Minha mãe era boa, mas entrava na porrada também, quando o velho chegava muito doido. Um dia eu cresci e meti a foice na cabeça dele. Ficou mais de um mês internado. Foi bom pra ele aprender uma coisa. Hoje ele está lá, todo fodido em cima da cama. Precisa de alguém que lhe limpe o cu. E eu estou aqui, também não posso dizer que esteja melhor que ele, aqui nessa clínica, com medo de sair na rua e de pegar em dinheiro... Mas também não quero falar disso. Eu preciso é desvendar a puta. Até hoje aquilo tudo me atormenta.
- Isso é espírito de pomba-gira – minha mãe sentenciou logo da primeira vez que a viu. Era uma mulher muito ligada às coisas espirituais, minha mãe. Jamais entenderia uma mulher como aquela que eu amava. Tentei várias vezes, mas não consegui me desvencilhar dela... até que ela morreu. Graças a Deus! Morreu de AIDS, não faz tanto tempo, e ainda riu na minha cara porque a gente tinha trepado uma porrada de vezes sem camisinha. Queria mesmo me destruir eu sei lá o motivo, carma vai ver, mas não conseguiu, porque isso já faz uns dois anos e eu fiz vários exames de lá pra cá. Todos deram negativos. Pior pra ela. E agora sinto até vontade de rir um pouco.

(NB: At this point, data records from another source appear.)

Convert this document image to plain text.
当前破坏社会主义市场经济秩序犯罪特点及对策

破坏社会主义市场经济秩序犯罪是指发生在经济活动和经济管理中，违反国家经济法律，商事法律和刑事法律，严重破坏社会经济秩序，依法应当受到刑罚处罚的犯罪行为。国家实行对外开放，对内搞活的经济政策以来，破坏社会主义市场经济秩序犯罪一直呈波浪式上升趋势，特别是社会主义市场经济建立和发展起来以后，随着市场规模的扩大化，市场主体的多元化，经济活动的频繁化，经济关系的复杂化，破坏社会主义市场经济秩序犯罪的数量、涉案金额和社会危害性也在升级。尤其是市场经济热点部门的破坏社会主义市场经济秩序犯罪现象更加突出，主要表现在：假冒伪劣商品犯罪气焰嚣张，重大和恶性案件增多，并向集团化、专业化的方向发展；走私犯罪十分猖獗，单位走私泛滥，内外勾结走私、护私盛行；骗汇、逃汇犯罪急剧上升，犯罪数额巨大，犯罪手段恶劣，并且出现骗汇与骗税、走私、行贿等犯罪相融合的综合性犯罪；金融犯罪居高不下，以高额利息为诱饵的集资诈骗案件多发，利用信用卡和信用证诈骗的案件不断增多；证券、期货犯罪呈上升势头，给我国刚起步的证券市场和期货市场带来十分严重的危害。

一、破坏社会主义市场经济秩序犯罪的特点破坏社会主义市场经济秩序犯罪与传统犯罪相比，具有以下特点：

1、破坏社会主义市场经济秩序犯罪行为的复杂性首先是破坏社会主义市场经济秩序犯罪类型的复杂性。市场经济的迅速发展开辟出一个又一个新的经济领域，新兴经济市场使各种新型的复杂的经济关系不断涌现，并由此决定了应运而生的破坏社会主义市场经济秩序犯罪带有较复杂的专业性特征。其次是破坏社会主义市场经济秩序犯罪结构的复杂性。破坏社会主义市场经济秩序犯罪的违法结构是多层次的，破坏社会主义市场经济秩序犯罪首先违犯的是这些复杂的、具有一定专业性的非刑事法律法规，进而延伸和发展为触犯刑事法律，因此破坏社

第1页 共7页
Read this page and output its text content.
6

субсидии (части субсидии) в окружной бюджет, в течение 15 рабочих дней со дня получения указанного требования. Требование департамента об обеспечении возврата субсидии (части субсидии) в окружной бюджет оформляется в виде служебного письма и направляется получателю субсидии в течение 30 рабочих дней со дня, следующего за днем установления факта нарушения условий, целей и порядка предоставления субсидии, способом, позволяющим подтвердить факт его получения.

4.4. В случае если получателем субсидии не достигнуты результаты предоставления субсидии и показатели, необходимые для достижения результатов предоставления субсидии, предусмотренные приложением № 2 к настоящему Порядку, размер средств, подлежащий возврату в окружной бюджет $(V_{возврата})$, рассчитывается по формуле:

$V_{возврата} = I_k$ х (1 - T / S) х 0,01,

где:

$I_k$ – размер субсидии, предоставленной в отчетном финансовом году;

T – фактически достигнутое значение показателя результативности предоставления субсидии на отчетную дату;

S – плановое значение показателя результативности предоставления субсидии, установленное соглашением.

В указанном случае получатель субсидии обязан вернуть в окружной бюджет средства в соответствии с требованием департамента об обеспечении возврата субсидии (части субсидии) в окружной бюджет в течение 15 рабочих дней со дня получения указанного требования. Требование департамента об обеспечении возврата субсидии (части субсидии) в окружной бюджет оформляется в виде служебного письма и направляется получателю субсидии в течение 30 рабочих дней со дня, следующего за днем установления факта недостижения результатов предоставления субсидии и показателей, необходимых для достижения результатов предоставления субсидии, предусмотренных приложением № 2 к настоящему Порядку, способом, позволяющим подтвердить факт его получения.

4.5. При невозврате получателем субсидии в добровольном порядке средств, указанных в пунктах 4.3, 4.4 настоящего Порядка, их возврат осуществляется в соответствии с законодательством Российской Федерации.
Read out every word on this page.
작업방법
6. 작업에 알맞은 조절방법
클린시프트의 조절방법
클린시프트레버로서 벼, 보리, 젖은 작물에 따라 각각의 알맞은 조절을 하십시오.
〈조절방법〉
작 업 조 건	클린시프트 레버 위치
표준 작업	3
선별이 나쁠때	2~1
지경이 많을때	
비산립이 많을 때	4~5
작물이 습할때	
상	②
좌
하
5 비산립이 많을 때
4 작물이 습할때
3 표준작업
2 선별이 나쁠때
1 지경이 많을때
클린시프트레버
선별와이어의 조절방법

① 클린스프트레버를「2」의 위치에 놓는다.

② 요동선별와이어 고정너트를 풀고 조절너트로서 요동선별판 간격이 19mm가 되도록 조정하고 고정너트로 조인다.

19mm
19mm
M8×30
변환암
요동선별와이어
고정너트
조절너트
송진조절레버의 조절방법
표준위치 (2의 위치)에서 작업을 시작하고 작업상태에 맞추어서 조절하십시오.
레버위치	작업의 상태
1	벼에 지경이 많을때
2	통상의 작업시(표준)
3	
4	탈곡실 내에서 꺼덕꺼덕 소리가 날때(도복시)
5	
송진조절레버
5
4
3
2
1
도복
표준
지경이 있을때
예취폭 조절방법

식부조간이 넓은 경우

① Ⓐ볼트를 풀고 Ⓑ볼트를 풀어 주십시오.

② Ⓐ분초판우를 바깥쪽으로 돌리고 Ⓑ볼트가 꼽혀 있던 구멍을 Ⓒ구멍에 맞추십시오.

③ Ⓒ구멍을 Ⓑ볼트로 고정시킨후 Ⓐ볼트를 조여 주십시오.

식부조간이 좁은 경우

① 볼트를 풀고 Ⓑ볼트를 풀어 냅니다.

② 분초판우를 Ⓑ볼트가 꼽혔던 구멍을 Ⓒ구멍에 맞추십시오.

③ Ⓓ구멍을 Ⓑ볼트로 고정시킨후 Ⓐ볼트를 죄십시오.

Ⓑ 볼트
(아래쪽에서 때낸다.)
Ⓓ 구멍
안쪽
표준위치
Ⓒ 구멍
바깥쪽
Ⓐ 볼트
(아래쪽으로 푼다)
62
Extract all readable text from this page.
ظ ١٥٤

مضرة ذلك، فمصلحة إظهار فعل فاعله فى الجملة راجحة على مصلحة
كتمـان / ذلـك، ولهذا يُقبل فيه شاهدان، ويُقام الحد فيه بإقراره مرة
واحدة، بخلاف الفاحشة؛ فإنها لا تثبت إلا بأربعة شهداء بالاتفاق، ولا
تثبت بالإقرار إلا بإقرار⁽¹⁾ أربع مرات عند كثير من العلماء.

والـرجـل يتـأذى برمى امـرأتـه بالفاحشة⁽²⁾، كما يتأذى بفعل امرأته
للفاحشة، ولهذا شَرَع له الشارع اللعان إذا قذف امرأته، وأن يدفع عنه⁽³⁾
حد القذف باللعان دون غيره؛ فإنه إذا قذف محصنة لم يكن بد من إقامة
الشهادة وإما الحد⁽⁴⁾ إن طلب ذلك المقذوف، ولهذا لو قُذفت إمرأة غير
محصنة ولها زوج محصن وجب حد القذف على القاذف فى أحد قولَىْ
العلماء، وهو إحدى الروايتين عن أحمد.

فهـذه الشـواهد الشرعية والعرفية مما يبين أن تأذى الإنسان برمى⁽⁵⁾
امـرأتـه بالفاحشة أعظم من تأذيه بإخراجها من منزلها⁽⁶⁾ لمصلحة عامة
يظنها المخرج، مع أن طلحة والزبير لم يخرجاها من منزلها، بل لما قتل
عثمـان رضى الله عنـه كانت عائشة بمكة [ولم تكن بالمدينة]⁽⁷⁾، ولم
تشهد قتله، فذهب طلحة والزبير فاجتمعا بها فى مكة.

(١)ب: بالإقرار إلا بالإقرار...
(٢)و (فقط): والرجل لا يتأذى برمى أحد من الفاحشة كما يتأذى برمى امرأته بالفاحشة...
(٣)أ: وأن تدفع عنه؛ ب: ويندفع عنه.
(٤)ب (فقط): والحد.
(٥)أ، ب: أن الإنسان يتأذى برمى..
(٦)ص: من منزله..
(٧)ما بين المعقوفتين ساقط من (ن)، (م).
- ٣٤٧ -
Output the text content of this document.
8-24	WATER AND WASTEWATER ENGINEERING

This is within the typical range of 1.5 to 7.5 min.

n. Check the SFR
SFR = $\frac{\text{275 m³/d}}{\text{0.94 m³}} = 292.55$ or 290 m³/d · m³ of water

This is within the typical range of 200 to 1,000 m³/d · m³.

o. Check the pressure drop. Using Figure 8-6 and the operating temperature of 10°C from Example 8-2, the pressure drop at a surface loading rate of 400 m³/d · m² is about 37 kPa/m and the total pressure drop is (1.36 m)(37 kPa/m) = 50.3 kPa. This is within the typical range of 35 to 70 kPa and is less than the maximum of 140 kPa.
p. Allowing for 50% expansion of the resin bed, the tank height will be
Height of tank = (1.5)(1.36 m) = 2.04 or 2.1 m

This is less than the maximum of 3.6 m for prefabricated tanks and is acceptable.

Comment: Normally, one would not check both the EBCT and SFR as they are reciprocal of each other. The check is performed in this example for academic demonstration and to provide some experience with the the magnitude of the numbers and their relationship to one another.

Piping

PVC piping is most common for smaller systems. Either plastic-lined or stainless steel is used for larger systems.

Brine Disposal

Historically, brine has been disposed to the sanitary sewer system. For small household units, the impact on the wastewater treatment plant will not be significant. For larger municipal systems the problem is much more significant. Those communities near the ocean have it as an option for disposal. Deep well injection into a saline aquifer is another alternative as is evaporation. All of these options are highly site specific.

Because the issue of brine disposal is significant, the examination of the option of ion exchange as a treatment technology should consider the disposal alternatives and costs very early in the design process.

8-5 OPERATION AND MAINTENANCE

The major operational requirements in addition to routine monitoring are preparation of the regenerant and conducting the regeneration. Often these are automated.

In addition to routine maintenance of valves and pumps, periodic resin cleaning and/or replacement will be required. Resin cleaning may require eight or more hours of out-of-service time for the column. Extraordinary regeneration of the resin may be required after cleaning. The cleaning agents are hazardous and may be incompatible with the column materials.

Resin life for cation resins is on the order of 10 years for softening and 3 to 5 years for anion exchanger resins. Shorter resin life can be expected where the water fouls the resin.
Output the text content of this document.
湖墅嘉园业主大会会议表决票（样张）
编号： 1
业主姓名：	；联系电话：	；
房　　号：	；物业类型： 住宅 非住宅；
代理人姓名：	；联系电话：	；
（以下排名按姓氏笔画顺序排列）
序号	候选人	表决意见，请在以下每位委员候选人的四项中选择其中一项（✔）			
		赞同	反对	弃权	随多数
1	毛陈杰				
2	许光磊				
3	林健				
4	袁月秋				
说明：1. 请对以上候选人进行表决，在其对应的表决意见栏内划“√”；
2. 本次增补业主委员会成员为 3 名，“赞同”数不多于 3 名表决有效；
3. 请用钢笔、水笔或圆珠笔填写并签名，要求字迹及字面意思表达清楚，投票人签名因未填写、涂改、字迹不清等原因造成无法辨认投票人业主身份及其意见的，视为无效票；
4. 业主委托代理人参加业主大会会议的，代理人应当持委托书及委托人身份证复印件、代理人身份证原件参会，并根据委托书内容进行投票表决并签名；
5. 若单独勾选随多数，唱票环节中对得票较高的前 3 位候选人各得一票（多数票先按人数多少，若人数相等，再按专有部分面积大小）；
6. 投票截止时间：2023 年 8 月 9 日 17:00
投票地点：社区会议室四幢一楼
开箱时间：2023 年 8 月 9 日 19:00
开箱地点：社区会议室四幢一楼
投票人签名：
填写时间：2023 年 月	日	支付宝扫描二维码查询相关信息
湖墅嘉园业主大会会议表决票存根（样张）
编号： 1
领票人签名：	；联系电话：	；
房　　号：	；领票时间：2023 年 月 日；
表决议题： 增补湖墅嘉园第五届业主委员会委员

Depois que ela morreu, eu ainda levei flores ao túmulo por um bom tempo. Não havia nada que me convencesse de que não havia ternura lá. Pra mim, era eu quem tinha falhado, eu é que não tinha conseguido encontrar o tesouro que existia dentro dela. Daria qualquer coisa pra ver um daqueles quadros, talvez a chave esteja neles, vai saber. Contudo eu nunca vi quadro algum e nem sequer sei se eles existem, ou existiram efetivamente.
Foi há vinte anos hoje. A vida não vale mesmo a pena para algumas pessoas. Não penso em suicídio, mas pra mim chega. Esse bando de depravados não valem a poeira de que são feitos. Os motéis cospem porra e carros o dia inteiro. Pra mim chega. Faz vinte anos hoje. Que confusão. Os ovos não devem bailar junto às pedras. Nunca.